Se da una parte, i redditi medio-alti si ritrovavano impoveriti rispetto a prima, gli amanti della mano pubblica sostenevano che il problema non fosse lo Stato, ma che il prelievo precedentemente fu insufficiente. Occorreva un prelievo maggiore dei redditi medio alti. E prelievo maggiore fu. Ma non servì a nulla.

Per farla breve, sono passati cinque decenni dagli anni sessanta. L’Italia ha una sanità pubblica che fa acqua da tutte le parti già dalla sua nascita (fine anni settanta). L’Italia ha una scuola pubblica che fa acqua da tutte le parti già dalla sua nascita. Per colpa di quelle politiche, oggi l’Italia è costretta a mantenere economicamente dei baby pensionati, ex dipendenti pubblici, ex dipendenti di aziende statali, attuali dipendenti pubblici.

Non solo, poi ci sono quelli che avevano un reddito medio-alto. Chi aveva un reddito medio, molto probabilmente, ha disperso la propria ricchezza nelle casse statali. Chi aveva un reddito alto, è riuscito con bravuta a mantenere intatta la propria ricchezza.

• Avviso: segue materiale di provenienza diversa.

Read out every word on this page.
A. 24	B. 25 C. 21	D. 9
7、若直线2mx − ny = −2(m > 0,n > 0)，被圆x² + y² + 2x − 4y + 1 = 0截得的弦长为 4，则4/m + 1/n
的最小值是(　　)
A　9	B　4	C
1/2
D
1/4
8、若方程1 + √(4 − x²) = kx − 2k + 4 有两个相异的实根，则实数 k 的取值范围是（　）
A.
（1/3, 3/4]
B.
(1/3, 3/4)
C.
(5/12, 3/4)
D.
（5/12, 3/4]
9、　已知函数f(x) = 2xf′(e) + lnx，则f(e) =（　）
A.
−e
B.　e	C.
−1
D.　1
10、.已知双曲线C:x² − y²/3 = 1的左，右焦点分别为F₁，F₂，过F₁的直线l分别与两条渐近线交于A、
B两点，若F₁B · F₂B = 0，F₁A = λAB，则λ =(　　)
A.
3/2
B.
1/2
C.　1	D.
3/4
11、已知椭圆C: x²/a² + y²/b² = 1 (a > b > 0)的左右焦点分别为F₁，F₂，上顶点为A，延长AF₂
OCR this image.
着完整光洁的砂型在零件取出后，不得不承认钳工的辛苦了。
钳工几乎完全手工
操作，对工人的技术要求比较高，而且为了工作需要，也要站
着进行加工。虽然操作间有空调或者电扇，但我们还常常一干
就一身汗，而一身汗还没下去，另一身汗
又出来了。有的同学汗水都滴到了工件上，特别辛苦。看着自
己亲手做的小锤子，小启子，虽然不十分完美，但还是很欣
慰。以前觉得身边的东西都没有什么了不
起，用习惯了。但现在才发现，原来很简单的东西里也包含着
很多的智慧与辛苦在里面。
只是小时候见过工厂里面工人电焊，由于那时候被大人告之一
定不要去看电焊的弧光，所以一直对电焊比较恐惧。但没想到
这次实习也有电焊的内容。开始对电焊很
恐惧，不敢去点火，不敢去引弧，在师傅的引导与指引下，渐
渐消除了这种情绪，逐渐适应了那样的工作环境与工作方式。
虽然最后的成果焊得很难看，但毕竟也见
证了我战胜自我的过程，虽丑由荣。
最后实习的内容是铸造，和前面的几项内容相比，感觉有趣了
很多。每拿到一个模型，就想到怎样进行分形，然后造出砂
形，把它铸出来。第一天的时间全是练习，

Ma nel complesso, seguendo il sogno di alcuni socialisti di usare lo Stato per garantire una sanità, una scuola e una protezione economica per i più bisognosi, l’Italia dagli anni sessanta ad oggi è cresciuta economicamente, ma con il freno a mano tirato, almeno fino agli anni novanta. Ma nel duemila è cambiata la musica e nemmeno con la crescita ai minimi storici, l’Italia riesce a salire.

Ora siamo in recessione, ma ancge se l’Italia va sempre più verso la povertà totale, continuano a dominare gli amanti della mano statale.

Vogliono rincarare la dose; vogliono il reddito di cittadinanza; vogliono le assicurazioni auto decise dallo Stato; vogliono aumentare le case popolari. Vogliono continuare a derubare i redditi medio-alti per riuscire ad ottenere quel sogno mai realizzato dai socialisti, quello stesso sogno iniziato negli anni sessanta.

Continuano a dirci che il problema non è il loro progetto, ma che i soldi vengono sprecati, che i soldi vengono usati per corruzioni, che i soldi vengono usati per i vitalizi dei politici. No cari, il problema è che esistete voi, voi socialisti.